I'm trying to edit an MSA (Multiple Sequence Alignment) file generated by ClustalW, to trim sequences before the consensus one, using BioPython. xxx refers to other bases not relevant here
Here's the example I/O :
ITS_primer_fw --------------------------------CGCGTCCACTMTCCAGTT RBL67ITS_full_sequence CCACCCCAACAAGGGCGGCCACGCGGTCCGCTCGCGTCCACTCTCCAGTTxxxxxxxxxxxxxxxx PRL2010 ACACCCCCGAAAGGGCGTCC------CCTGCTCGCGTCCACTATCCAGTTxxxxxxxxxxxxxxxx BBF32_3 ACACACCCACAAGGGCGAGCAGGCG----GCTCGCGTCCACTATCCAGTTxxxxxxxxxxxxxx BBFCG32 CAACACCACACCGGGCGAGCGGG-------CTCGCGTCCACTGTCGAGTTxxxxxxxxxxxxxxxx
ITS_primer_fw CGCGTCCACTMTCCAGTT RBL67ITS_full_sequence CGCGTCCACTCTCCAGTTxxxxxxxxxxxxxxxxxxxx PRL2010 CGCGTCCACTATCCAGTTxxxxxxxxxxxxxxxxxxxxx BBF32_3 CGCGTCCACTATCCAGTTxxxxxxxxxxxxxxxxxxx BBFCG32 CGCGTCCACTGTCGAGTTxxxxxxxxxxxxxxxxxxxx
The documented code for
AlignIO describes just a way to extract sequences by treating the alignment as an array. In this example
align = AlignIO.read(input_file, "clustal") sub_alignment = align[:,20:]

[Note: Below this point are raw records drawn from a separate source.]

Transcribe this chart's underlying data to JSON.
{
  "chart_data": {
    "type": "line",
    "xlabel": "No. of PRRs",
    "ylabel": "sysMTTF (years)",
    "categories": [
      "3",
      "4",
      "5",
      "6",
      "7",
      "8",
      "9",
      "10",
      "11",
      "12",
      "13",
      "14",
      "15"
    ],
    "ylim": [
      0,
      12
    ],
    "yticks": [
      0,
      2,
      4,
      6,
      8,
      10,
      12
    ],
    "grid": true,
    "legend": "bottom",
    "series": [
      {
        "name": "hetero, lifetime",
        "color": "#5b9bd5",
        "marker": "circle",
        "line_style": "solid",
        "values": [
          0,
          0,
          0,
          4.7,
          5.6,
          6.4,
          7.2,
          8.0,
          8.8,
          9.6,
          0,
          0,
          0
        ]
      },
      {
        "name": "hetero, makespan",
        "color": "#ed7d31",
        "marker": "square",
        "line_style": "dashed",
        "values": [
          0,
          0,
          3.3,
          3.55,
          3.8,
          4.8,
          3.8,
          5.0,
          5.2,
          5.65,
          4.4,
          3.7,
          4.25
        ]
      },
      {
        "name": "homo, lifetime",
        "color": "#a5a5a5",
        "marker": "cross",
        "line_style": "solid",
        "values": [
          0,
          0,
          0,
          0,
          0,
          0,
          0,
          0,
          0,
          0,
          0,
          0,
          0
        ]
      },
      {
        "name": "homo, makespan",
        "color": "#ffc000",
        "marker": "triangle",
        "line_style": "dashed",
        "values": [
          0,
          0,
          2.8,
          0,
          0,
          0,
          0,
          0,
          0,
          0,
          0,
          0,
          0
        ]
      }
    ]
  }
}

I was able to extract a subalignment made by all the sequences (:) starting from the 20th nucleotide. I'm looking for a way to replace the
20 in the example with the position of the first nucleotide of the consensus sequence.
Any answers including some cline software to trim easly as requested are well accepted. Will be great if python coded or for UNIX.